窓から見える景色を眺めながら、ぼんやりと「三億か…、わたしは今どの位使ったのかな」と、あまり実感のない考え事をしていた。
窓枠の小さなサボテン越しに見えるのは道路と道路を挟んだ前の家と、電線の這った空だけだった。電線にとまっていた鳥が飛び立つのを見て「きっと、わたしは三億も使わないかもしれないな」と、何の根拠もない結論を出したとき、“ピンポーン”とチャイムがなり、人が訪ねてきた。
━ 俺 ━
午後四時すぎ、俺が外回りから会社に戻ると、「日本人の平均生涯支出って三億円らしいよ」と、同僚たちが盛り上がっていた。
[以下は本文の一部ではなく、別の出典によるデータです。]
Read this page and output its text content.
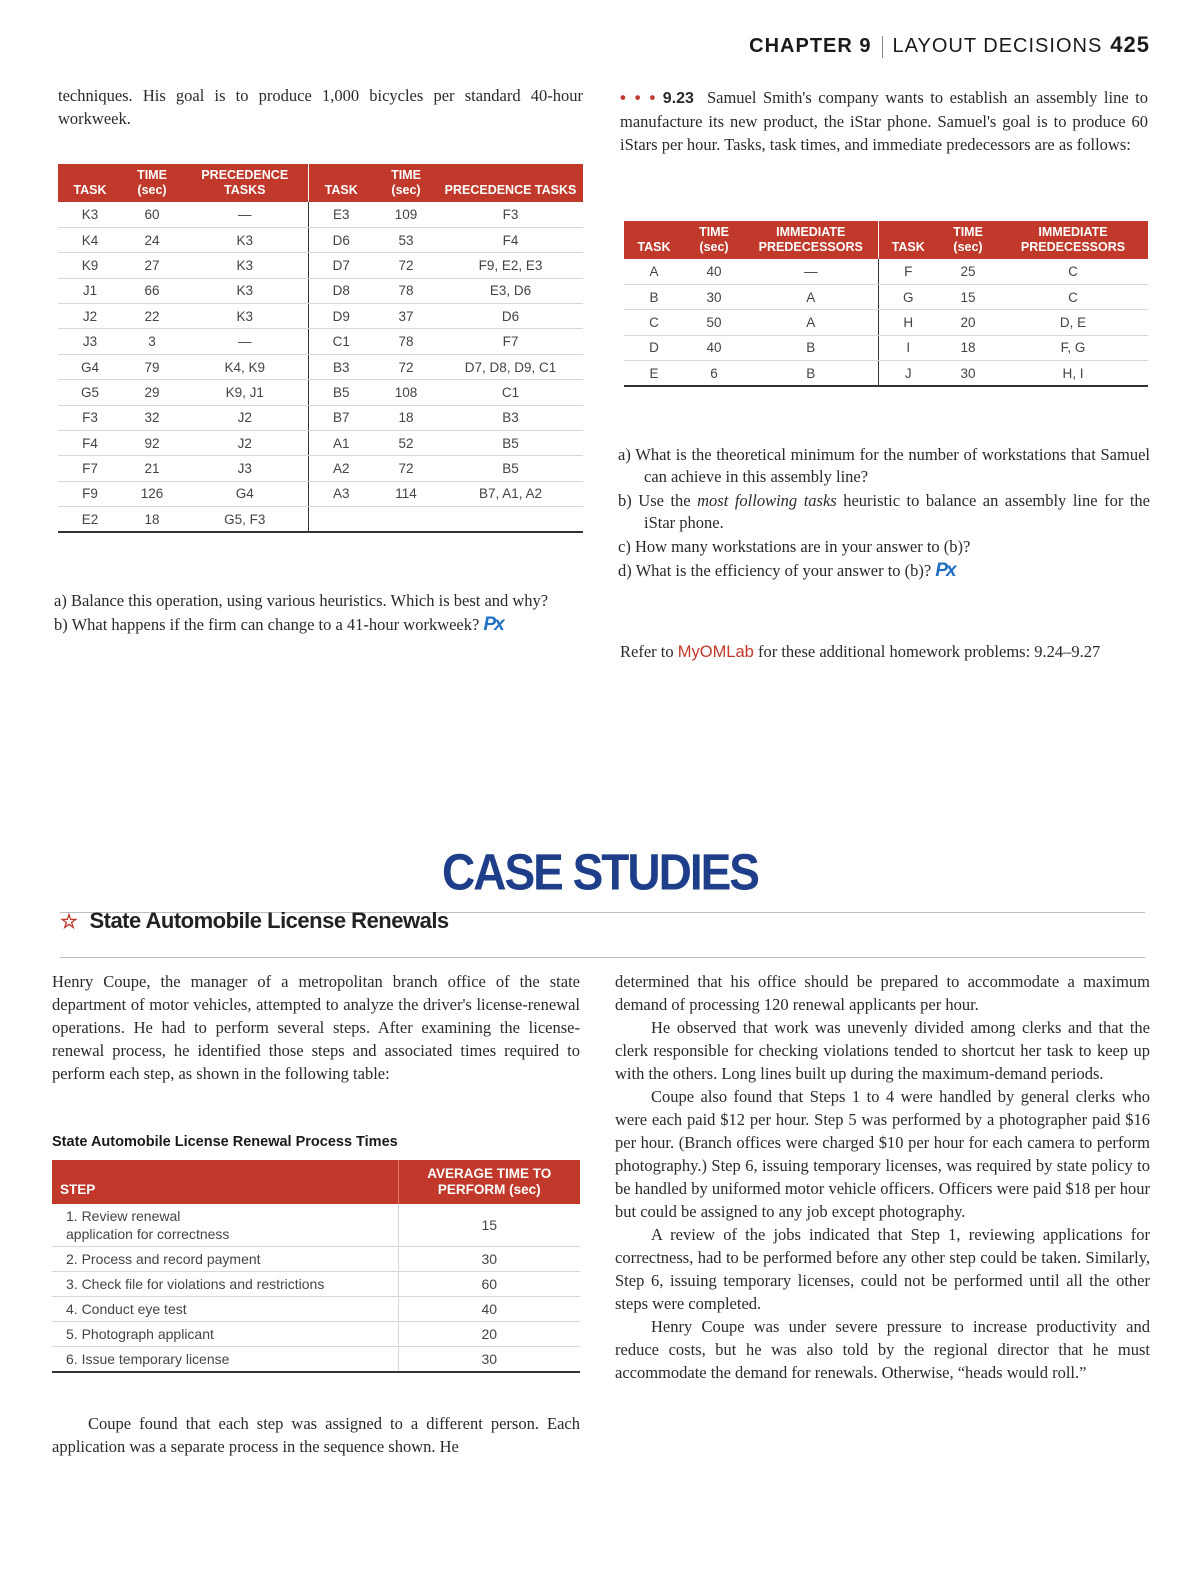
CHAPTER 9 LAYOUT DECISIONS 425

techniques. His goal is to produce 1,000 bicycles per standard 40-hour workweek.

TASK	TIME (sec)	PRECEDENCE TASKS	TASK	TIME (sec)	PRECEDENCE TASKS
K3	60	—	E3	109	F3
K4	24	K3	D6	53	F4
K9	27	K3	D7	72	F9, E2, E3
J1	66	K3	D8	78	E3, D6
J2	22	K3	D9	37	D6
J3	3	—	C1	78	F7
G4	79	K4, K9	B3	72	D7, D8, D9, C1
G5	29	K9, J1	B5	108	C1
F3	32	J2	B7	18	B3
F4	92	J2	A1	52	B5
F7	21	J3	A2	72	B5
F9	126	G4	A3	114	B7, A1, A2
E2	18	G5, F3			
a) Balance this operation, using various heuristics. Which is best and why?
b) What happens if the firm can change to a 41-hour workweek? Px

• • • 9.23 Samuel Smith's company wants to establish an assembly line to manufacture its new product, the iStar phone. Samuel's goal is to produce 60 iStars per hour. Tasks, task times, and immediate predecessors are as follows:

TASK	TIME (sec)	IMMEDIATE PREDECESSORS	TASK	TIME (sec)	IMMEDIATE PREDECESSORS
A	40	—	F	25	C
B	30	A	G	15	C
C	50	A	H	20	D, E
D	40	B	I	18	F, G
E	6	B	J	30	H, I
a) What is the theoretical minimum for the number of workstations that Samuel can achieve in this assembly line?
b) Use the most following tasks heuristic to balance an assembly line for the iStar phone.
c) How many workstations are in your answer to (b)?
d) What is the efficiency of your answer to (b)? Px

Refer to MyOMLab for these additional homework problems: 9.24–9.27

CASE STUDIES
☆ State Automobile License Renewals

Henry Coupe, the manager of a metropolitan branch office of the state department of motor vehicles, attempted to analyze the driver's license-renewal operations. He had to perform several steps. After examining the license-renewal process, he identified those steps and associated times required to perform each step, as shown in the following table:

State Automobile License Renewal Process Times
STEP	AVERAGE TIME TO PERFORM (sec)
1. Review renewal application for correctness	15
2. Process and record payment	30
3. Check file for violations and restrictions	60
4. Conduct eye test	40
5. Photograph applicant	20
6. Issue temporary license	30

Coupe found that each step was assigned to a different person. Each application was a separate process in the sequence shown. He

determined that his office should be prepared to accommodate a maximum demand of processing 120 renewal applicants per hour.

He observed that work was unevenly divided among clerks and that the clerk responsible for checking violations tended to shortcut her task to keep up with the others. Long lines built up during the maximum-demand periods.

Coupe also found that Steps 1 to 4 were handled by general clerks who were each paid $12 per hour. Step 5 was performed by a photographer paid $16 per hour. (Branch offices were charged $10 per hour for each camera to perform photography.) Step 6, issuing temporary licenses, was required by state policy to be handled by uniformed motor vehicle officers. Officers were paid $18 per hour but could be assigned to any job except photography.

A review of the jobs indicated that Step 1, reviewing applications for correctness, had to be performed before any other step could be taken. Similarly, Step 6, issuing temporary licenses, could not be performed until all the other steps were completed.

Henry Coupe was under severe pressure to increase productivity and reduce costs, but he was also told by the regional director that he must accommodate the demand for renewals. Otherwise, “heads would roll.”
テレビの情報をそのまま話のネタにしている同僚を心の中で見下しつつ、「へえー、そうなんだー!?物知りだね。俺、そんなに使うかなー」と、相槌を打つ自分もまた同類だと自覚もしていた。世渡りとはこういう事なのだろうと思う。
そもそも、そのネタは、今日、新規契約を決めたお客様から、聞いたばかりだった。どこか影のある女性で、金の話題がなんとなく似合わなくて、契約も危うい気がしていたのだけど、何故かすんなり契約してくれた。
帰りの電車に揺られながら、いつもと変わらない窓から見える景色は、次々と流れていった。
“あの女性は、大丈夫なのかな…”
なんとなく嫌な予感がした。
高層マンションの最上階の契約だった。
━半年後━
「乾杯」
シャンパンのグラスを傾ける二人。
「やっぱり少し悪いことしないと、この景色は見られないわね」と、窓から見える景色を眺めながら女は言った。眼下には都市の美しい夜景が広がっている。
「悪い女だな。出会った時は儚げに見えたのに。俺に会社の金を横領させるなんて。」男は可笑しそうに笑った。
「そうね、生涯支出なんて聞かなければ、この景色に憧れなかったわ。一生、電線の這った空を見ていたかもね」
女は男に内緒で多額の生命保険に入れていた。